Among the limitations, lack of availability of multiple BP measurements over time may have resulted in a misclassification bias, as also some of the normotensive, controlled hypertensive, and resistant hypertensive participants may have switched to another BP status category during the follow-up. Moreover, we acknowledge that true treatment-resistant hypertension may have been misclassified with pseudo-resistance in a number of cases, as we could not assess adherence and appropriate prescription of anti-hypertensive therapy and to perform ambulatory BP monitoring, the gold standard method for excluding white coat hypertension. Indeed, ambulatory, but not office BP was shown to be associated with CVD morbidity and mortality in subjects with resistant hypertension, thus highlighting the confounding role of pseudo-resistant hypertension [40]. Another limitation is that not all the patients classified as resistant hypertensives were on a diuretic or a diuretic/CCB/RAS blocker combination, though results did not change when only individuals meeting these criteria were considered. This finding is consistent with the results of the ALLHAT, in which prognoses in patients with resistant hypertension were similar across treatment groups, though participants assigned to chlorthalidone were less likely to develop this condition [41]. Moreover, though use of anti-aldosterone therapy is not an absolute criterion, prevalence of resistant hypertension in our cohort might have been overestimated also because of the low proportion of resistant hypertensive patients receiving this treatment (12.8 and 13.9%, according to the 130/80 and 140/90 mmHg BP targets, respectively), despite evidence that spironolactone is effective in reducing BP in resistant hypertensive individuals [42], including those with diabetes [43]. Our finding that use of anti-aldosterone agents was significantly more frequent in controlled than uncontrolled individuals with resistant hypertension militates in favor of this interpretation. A further limitation is that our main finding that resistant hypertension is not an independent predictor of death beyond target organ damage cannot be generalized until validated in at least one independent type 2 diabetes population. Finally, the observational design of the study makes causal interpretation impossible.

Conclusions

In individuals with type 2 diabetes from the RIACE cohort, resistant hypertension did not predict death beyond the increased burden of target organ damage characterizing this condition. In addition, risk of death was higher in individuals with controlled resistant hypertension than in those with uncontrolled resistant hypertension.

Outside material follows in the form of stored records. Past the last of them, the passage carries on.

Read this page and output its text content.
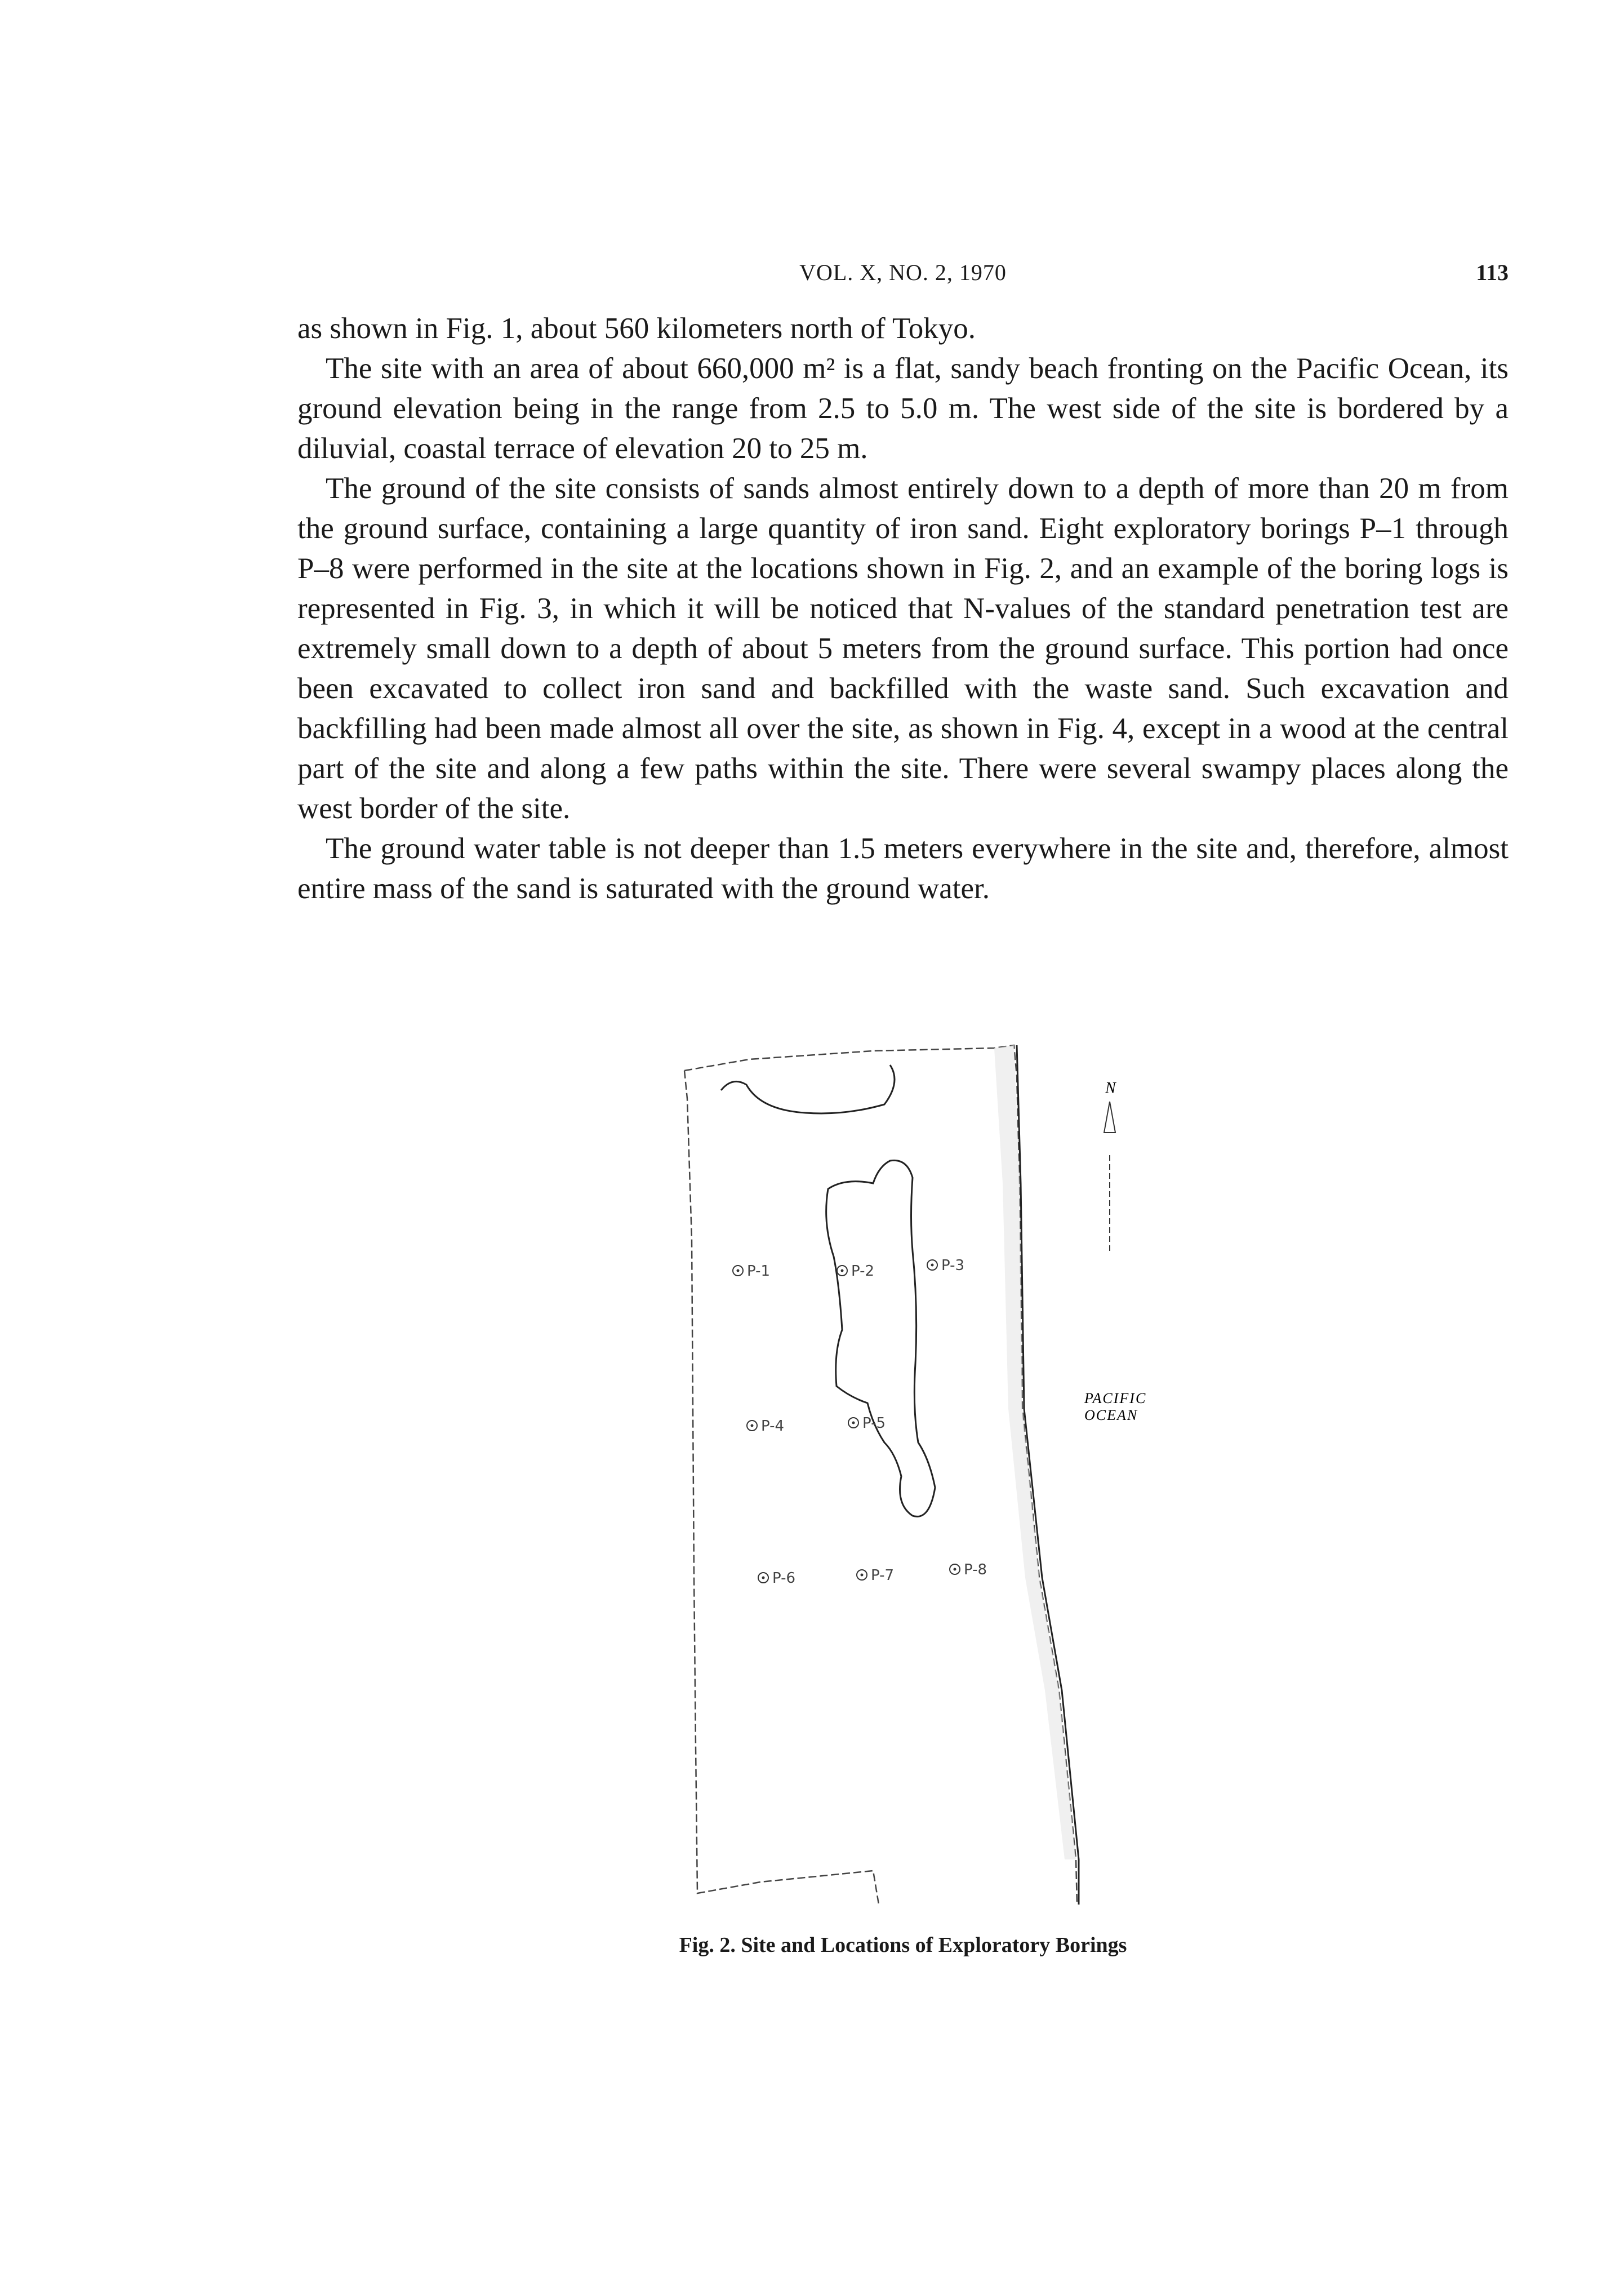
VOL. X, NO. 2, 1970	113

as shown in Fig. 1, about 560 kilometers north of Tokyo.

The site with an area of about 660,000 m² is a flat, sandy beach fronting on the Pacific Ocean, its ground elevation being in the range from 2.5 to 5.0 m. The west side of the site is bordered by a diluvial, coastal terrace of elevation 20 to 25 m.

The ground of the site consists of sands almost entirely down to a depth of more than 20 m from the ground surface, containing a large quantity of iron sand. Eight exploratory borings P–1 through P–8 were performed in the site at the locations shown in Fig. 2, and an example of the boring logs is represented in Fig. 3, in which it will be noticed that N-values of the standard penetration test are extremely small down to a depth of about 5 meters from the ground surface. This portion had once been excavated to collect iron sand and backfilled with the waste sand. Such excavation and backfilling had been made almost all over the site, as shown in Fig. 4, except in a wood at the central part of the site and along a few paths within the site. There were several swampy places along the west border of the site.

The ground water table is not deeper than 1.5 meters everywhere in the site and, therefore, almost entire mass of the sand is saturated with the ground water.

N
PACIFIC
OCEAN
P-1	P-2	P-3
P-4	P-5
P-6	P-7	P-8
Fig. 2. Site and Locations of Exploratory Borings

Both these findings are at variance with data from the general hypertensive population and require confirmation in other cohorts of patients with type 2 diabetes. They may be related to the high mortality risk conferred by type 2 diabetes as well as to the detrimental effect of the low BP values detected in individuals with controlled hypertension (resistant and non-resistant), which may have masked the increased risk associated with resistant hypertension per se. The demonstration of a J-curve phenomenon in our cohort further supports the concept that less stringent BP goals may be preferable in individuals with type 2 diabetes, especially in those at high CVD and renal risk, though this issue is still a matter of debate.